The narrator does not ask what exists here but what happens to him here. Cities overlap, and Iraq suddenly resurfaces in a Tunisian street or a hotel room. Place becomes a mirror of collective memory.
The central tension of the novel lies between poetry as an individual means of salvation and reality as a collective pressure.
The narrator insists on poetry not as a luxury but as a necessity for survival and inner repair. Opposing this stands a reality burdened by authority, fanaticism, and ready-made discourse.
The novel does not promote poetry in a propagandistic way, but presents it as the only means of preventing collapse.
The characters appear more as mental states than as fully developed figures.
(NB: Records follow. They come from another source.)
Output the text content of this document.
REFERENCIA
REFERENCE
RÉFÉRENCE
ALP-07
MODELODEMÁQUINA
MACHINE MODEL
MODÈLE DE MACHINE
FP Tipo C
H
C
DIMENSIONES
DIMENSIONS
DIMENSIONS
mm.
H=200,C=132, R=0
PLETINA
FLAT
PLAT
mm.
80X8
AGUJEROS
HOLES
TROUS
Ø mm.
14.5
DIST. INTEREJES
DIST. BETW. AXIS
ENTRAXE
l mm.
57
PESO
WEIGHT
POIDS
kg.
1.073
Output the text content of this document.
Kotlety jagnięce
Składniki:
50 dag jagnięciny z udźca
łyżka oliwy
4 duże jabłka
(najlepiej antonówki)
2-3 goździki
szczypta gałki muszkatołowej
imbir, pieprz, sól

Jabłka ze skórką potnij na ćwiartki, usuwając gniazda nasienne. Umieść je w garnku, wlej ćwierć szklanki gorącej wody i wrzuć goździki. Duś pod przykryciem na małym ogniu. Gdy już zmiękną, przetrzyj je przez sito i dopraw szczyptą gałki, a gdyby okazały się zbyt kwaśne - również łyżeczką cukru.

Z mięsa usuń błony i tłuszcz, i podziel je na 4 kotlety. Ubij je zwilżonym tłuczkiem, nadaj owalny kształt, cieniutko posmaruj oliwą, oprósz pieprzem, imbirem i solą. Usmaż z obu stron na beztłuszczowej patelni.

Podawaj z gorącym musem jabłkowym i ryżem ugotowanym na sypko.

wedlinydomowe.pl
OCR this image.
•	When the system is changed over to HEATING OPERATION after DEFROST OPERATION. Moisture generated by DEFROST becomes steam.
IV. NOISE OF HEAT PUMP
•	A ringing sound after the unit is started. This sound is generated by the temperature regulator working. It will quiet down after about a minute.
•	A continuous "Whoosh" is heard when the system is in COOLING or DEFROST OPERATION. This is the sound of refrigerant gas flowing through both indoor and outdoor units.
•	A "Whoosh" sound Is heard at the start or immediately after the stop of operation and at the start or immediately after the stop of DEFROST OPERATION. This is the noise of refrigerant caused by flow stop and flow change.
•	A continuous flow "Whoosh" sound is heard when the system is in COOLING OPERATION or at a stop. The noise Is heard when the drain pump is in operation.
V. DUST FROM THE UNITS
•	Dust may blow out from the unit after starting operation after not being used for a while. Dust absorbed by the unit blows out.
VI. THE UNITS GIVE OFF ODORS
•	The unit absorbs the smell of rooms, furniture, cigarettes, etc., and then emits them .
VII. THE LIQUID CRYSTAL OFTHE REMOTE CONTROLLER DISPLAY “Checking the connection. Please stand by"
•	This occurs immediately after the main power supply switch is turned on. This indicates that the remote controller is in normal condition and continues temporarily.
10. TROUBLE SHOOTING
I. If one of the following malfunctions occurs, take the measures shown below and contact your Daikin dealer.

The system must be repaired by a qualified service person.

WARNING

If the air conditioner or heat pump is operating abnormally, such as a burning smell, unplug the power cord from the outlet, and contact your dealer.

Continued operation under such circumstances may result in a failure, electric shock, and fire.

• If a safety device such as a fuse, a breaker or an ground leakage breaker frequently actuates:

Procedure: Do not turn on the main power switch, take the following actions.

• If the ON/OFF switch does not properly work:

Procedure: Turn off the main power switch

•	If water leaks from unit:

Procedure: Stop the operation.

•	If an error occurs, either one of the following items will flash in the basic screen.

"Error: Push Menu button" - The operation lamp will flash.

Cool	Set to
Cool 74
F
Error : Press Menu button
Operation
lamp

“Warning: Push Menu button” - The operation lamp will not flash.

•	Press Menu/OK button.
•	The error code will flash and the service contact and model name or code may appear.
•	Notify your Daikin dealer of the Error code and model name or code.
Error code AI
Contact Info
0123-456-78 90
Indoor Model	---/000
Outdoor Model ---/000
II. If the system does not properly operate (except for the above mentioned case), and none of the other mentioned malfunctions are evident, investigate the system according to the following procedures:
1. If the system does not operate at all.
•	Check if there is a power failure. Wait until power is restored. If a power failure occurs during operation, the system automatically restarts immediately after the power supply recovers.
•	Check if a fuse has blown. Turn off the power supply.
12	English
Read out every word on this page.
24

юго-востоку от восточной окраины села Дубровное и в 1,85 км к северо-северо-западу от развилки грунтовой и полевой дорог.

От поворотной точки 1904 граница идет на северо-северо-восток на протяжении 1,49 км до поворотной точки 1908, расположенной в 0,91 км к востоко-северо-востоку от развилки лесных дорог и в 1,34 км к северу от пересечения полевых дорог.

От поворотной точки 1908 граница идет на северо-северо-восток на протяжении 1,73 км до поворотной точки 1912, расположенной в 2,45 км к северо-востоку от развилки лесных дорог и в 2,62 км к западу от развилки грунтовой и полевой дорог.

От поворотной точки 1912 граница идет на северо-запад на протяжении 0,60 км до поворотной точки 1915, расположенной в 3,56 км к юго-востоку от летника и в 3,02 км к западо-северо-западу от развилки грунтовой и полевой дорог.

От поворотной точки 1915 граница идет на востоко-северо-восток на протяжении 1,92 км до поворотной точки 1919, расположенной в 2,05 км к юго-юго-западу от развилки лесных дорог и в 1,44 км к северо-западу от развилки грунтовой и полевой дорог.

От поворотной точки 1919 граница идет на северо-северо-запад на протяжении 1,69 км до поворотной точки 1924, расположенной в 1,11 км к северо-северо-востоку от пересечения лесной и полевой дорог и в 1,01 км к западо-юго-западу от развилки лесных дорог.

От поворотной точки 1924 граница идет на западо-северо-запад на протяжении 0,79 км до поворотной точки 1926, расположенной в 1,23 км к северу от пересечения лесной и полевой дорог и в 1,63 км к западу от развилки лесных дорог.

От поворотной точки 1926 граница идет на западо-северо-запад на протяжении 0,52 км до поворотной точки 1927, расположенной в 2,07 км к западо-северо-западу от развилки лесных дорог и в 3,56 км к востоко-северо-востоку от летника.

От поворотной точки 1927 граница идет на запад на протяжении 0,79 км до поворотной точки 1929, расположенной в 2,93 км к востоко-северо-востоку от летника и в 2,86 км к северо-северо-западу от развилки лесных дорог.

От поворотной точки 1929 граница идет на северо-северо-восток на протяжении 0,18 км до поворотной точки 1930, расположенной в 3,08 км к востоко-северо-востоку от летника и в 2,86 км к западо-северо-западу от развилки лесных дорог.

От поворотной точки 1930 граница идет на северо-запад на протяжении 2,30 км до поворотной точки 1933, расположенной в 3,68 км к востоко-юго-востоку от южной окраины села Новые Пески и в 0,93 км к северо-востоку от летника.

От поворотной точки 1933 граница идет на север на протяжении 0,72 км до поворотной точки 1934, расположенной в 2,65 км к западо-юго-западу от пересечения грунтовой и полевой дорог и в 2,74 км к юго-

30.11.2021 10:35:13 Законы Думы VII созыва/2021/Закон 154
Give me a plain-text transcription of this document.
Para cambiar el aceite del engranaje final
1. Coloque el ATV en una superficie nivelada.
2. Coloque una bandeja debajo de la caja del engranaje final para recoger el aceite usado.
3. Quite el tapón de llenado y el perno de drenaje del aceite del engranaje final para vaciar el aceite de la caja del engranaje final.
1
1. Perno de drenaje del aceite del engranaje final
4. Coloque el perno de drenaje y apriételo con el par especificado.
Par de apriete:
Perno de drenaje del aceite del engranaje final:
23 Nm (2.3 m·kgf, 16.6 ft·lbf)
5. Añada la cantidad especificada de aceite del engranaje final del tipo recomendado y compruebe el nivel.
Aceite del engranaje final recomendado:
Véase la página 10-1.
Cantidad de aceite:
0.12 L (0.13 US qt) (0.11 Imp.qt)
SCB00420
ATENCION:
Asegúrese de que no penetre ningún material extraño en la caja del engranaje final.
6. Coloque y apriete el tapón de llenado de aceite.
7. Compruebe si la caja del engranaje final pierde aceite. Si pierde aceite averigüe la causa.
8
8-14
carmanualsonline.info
Mossad flees commitment. The brother Abdulnasser is sealed within singular certainty. Najm confronts authority.
The wife represents simple safety. The general embodies the self’s conflict with itself. Each leaves an impression without the need for detailed development.
The language itself adopts an openness that allows narrative and poetry to interweave seamlessly. Poetic passages emerge precisely when prose can no longer bear the weight. The language permits itself to falter, to loosen deliberately, and to present thoughts that remain unresolved.
This openness reflects honestly the state of consciousness the novel seeks to portray.
The novel moves through segments resembling diary entries or adjacent fragments of awareness, without a traditional climax or final resolution. Its ending leaves the reader in a complex state of fullness, questioning, and incompleteness.
In the end, (Dust of Horses) does not aim to deliver truths but to record traces of passage. It captures the residue of cities, festivals, poetry, and an unsettled memory. It is a novel about a human being struggling to remain intact in a world that offers little support, finding in poetry a temporary refuge for survival.